Haddad reafirma compromisso com arcabouço fiscal após fala sobre ajustes futuros causar reação no mercado

Por Redação 25/03/2025, às 06h28 - Atualizado às 06h01

O ministro da Fazenda, Fernando Haddad, reforçou nesta segunda-feira (24) o compromisso do governo com o cumprimento das metas fiscais estabelecidas no arcabouço fiscal, após sua fala em um evento do jornal Valor Econômico causar instabilidade no mercado financeiro e provocar alta no dólar.
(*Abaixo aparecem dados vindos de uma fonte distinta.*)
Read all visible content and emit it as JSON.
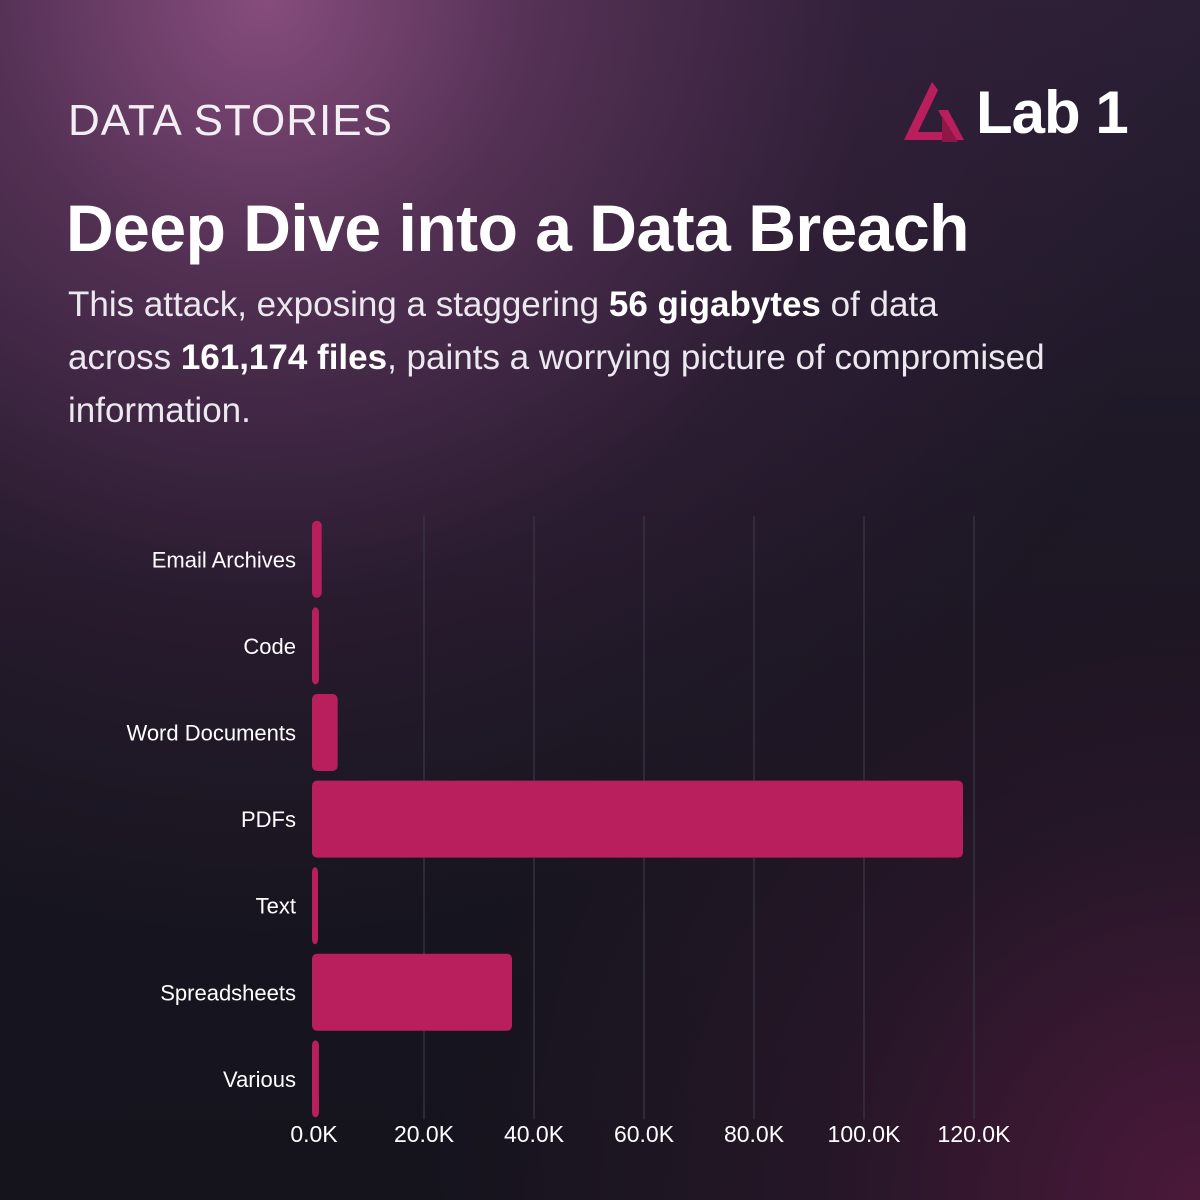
{
  "header": {
    "kicker": "DATA STORIES",
    "logo_text": "Lab 1",
    "logo_icon": "flask-triangle-icon",
    "title": "Deep Dive into a Data Breach",
    "subtitle": {
      "part1": "This attack, exposing a staggering ",
      "bold1": "56 gigabytes",
      "part2": " of data across ",
      "bold2": "161,174 files",
      "part3": ", paints a worrying picture of compromised information."
    }
  },
  "colors": {
    "accent": "#b81f5c",
    "gridline": "#3a3846"
  },
  "chart_data": {
    "type": "bar",
    "orientation": "horizontal",
    "categories": [
      "Email Archives",
      "Code",
      "Word Documents",
      "PDFs",
      "Text",
      "Spreadsheets",
      "Various"
    ],
    "values": [
      1400,
      900,
      4300,
      118000,
      500,
      36000,
      900
    ],
    "xlim": [
      0,
      120000
    ],
    "xticks": [
      0,
      20000,
      40000,
      60000,
      80000,
      100000,
      120000
    ],
    "xtick_labels": [
      "0.0K",
      "20.0K",
      "40.0K",
      "60.0K",
      "80.0K",
      "100.0K",
      "120.0K"
    ],
    "grid": "vertical"
  }
}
Logo após o ministro mencionar a possibilidade de ajustes futuros nos parâmetros do arcabouço, o dólar chegou a disparar, atingindo R$ 5,77 por volta das 9h45. A valorização foi revertida parcialmente após uma publicação de Haddad na rede X (antigo Twitter), na qual ele esclareceu sua posição:

“Estão tentando distorcer o que falei agora em um evento do Valor. Disse que gosto da arquitetura do arcabouço fiscal. Que estou confortável com os seus atuais parâmetros. […] Para o futuro, disse que os parâmetros podem até mudar, se as circunstâncias mudarem, mas defendo o cumprimento das metas que foram estabelecidas pelo atual governo”, escreveu o ministro.

Durante o evento, Haddad explicou que uma eventual revisão das regras fiscais só seria possível em um cenário de estabilidade macroeconômica, incluindo inflação e taxa Selic sob controle e dívida pública estabilizada.

“Quando você estiver numa situação de estabilidade da dívida/PIB, se tiver uma Selic mais comportada e uma inflação mais comportada, aí sim você poderá mudar os parâmetros. Mas, na minha opinião, não deveríamos mexer na arquitetura do arcabouço”, pontuou.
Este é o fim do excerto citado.